Spring Creek students walk 100 miles
Published: Thursday, May 23rd, 2013
As students in Custer County spend their final days at school, finishing up lessons and having parties, students at Spring Creek School will celebrate a huge accomplishment. Since the beginning of the year, students and teachers at Spring Creek have walked one mile every day to promote fitness and a healthy lifestyle. And on Wednesday, May 15, the group reached a milestone by walking their 100th mile.
The idea for the walk came from teacher Julie Zumpano and paraprofessional Mattie Ingram, who both love to walk and hike.
“One of the reasons I moved from Minnesota to Custer was because of the hiking,” Zumpano said. “We wanted to promote healthy lifestyles for the kids and one of the ways we thought we could do that was by walking.”
In November, Zumpano, Ingram and seven students, ranging from kindergarten to fifth grade, began walking on Lower Spring Creek Road.
“Mattie went out with her truck and figured the mileage and we would walk about one mile every day,” Zumpano said. “There were some days we didn’t walk a whole mile. Sometimes the wind would be so strong we would turn around and call it a day.”
Some days the group would even walk two miles if the weather was nice.
“We would watch the weather and plan around that,” Zumpano said. “On warm days we would go in the morning and in the winter we would go after lunch or in the late afternoon.”
When the walking first started, Zumpano said many of the kids resisted the idea. However, as time went on, the kids have grown to enjoy it.
“We came back from a field trip one day and the kids asked if there would still be time to go on a walk,” she said. “In the beginning there were a lot of moans and groans, but as time went on they enjoyed it. They noticed the birds and other animals. They like coming back after a walk and relaxing by reading.”
While on their walks, students were spaced out enough to give each other room. Zumpano and Ingram would also take turns leading and following the kids in order to make sure they could keep up.
“We didn’t usually talk while on the walks,” Zumpano said. “That was really a quiet time for the kids to relax and think.”
Zumpano said there was a lot of support for the program from principal Jeremy Hurd, fellow teachers and some parents.

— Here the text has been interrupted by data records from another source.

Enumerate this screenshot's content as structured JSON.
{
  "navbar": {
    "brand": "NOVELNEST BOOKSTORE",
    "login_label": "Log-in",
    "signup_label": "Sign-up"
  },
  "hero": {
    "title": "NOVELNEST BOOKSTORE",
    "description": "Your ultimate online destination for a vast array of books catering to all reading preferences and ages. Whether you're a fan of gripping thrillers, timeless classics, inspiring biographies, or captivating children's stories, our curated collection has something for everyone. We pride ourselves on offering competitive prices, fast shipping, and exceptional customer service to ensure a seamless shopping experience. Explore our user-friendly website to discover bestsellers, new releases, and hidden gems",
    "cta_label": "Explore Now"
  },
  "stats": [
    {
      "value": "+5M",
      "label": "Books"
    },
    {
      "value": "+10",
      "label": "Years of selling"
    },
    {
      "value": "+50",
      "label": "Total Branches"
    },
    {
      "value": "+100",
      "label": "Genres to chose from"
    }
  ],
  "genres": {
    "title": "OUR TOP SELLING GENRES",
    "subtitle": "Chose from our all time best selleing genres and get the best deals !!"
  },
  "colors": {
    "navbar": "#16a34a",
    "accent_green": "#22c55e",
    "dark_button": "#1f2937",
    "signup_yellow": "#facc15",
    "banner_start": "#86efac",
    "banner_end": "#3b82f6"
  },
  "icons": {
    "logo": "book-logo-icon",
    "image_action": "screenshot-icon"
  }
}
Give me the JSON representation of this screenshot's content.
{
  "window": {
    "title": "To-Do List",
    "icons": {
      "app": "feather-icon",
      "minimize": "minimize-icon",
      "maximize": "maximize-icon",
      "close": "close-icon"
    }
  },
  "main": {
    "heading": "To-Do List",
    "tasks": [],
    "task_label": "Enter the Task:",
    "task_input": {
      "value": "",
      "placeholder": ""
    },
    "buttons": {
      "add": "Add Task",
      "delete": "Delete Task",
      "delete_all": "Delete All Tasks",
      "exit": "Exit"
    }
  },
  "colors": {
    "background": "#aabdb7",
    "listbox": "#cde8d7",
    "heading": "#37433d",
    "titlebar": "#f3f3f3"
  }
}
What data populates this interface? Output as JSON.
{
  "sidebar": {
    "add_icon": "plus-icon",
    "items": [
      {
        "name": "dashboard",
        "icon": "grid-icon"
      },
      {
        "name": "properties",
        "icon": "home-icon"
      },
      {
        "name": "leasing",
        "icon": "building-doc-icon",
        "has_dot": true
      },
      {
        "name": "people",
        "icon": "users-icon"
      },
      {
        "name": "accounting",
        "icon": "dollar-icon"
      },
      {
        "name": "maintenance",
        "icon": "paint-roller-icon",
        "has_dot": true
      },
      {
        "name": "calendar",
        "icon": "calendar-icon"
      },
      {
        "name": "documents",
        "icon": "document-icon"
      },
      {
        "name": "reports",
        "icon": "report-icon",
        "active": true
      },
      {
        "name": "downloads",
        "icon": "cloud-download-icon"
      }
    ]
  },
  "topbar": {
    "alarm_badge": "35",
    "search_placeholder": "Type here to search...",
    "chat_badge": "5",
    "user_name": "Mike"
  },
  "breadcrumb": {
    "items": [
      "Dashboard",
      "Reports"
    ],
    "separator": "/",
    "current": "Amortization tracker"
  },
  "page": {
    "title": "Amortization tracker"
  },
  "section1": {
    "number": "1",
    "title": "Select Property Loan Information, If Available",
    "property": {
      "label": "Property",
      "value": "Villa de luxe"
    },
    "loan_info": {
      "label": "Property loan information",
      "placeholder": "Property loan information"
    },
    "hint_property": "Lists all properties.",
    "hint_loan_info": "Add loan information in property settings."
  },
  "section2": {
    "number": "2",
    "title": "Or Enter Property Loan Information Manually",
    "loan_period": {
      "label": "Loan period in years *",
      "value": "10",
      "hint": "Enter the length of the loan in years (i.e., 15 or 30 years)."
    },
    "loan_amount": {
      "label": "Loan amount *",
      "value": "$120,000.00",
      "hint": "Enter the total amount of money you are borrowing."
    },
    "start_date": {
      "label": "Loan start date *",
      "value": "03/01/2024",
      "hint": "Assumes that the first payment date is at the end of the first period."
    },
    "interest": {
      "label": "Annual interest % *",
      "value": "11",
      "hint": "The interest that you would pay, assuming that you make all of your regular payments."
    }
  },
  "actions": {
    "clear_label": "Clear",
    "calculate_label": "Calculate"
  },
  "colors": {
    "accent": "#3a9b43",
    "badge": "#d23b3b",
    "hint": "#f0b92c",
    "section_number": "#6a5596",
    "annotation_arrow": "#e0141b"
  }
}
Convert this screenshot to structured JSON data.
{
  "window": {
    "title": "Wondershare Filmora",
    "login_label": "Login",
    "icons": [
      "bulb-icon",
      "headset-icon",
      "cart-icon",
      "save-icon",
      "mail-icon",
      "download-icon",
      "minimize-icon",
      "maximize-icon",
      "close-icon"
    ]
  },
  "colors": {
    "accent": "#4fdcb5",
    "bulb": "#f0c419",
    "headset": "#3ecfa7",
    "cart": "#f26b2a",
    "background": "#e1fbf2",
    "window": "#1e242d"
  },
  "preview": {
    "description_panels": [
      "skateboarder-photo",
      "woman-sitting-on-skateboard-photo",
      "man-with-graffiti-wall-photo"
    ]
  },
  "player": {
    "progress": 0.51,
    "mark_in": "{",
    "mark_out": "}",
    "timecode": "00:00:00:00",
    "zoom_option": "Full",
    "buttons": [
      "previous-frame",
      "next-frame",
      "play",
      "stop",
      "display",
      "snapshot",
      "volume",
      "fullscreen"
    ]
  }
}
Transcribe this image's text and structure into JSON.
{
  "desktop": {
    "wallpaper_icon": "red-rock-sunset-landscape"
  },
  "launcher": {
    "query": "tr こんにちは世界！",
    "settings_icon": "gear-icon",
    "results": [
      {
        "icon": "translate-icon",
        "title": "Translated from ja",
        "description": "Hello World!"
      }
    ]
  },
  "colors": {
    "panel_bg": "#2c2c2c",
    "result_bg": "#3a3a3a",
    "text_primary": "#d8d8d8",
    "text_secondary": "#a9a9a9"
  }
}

“When Mr. Hurd would come down and visit he would participate in the walks with us and we even had members of military walk with the students on their trips down,” she said.
In addition to their walking, students learned about healthy food choices. They were encouraged to bring healthy lunches and snacks to school as well.
“Both Mattie and myself love to cook and bake so we would reward the kids by making a healthy meal for every 10 miles they walked,” Zumpano said. “We would make homemade pizza dough and top it with healthy toppings and Mattie would bring in fresh fruits and vegetables. We really wanted to keep them away from high sugars and over processed foods.”
The group plans to continue walking, even on their last day of school. As a reward, Zumpano made certificates for the children for the honor.
“We painted the kids’ feet, stamped them on scrapbook paper and added a line from Laura Ingalls Wilder about walking on the prairies as a remembrance,” she said. “With the school closing, we thought it would be a nice memory for the kids.”
From their walks, students have learned much more than healthy habits.
“They’ve learned patience and self-control,” Zumpano said. “It’s been good for the kids. It’s been a real growing experience for everyone. The kids have come so far and we’ve seen a lot of growth. It’s been a journey, but it’s been a lot of fun.”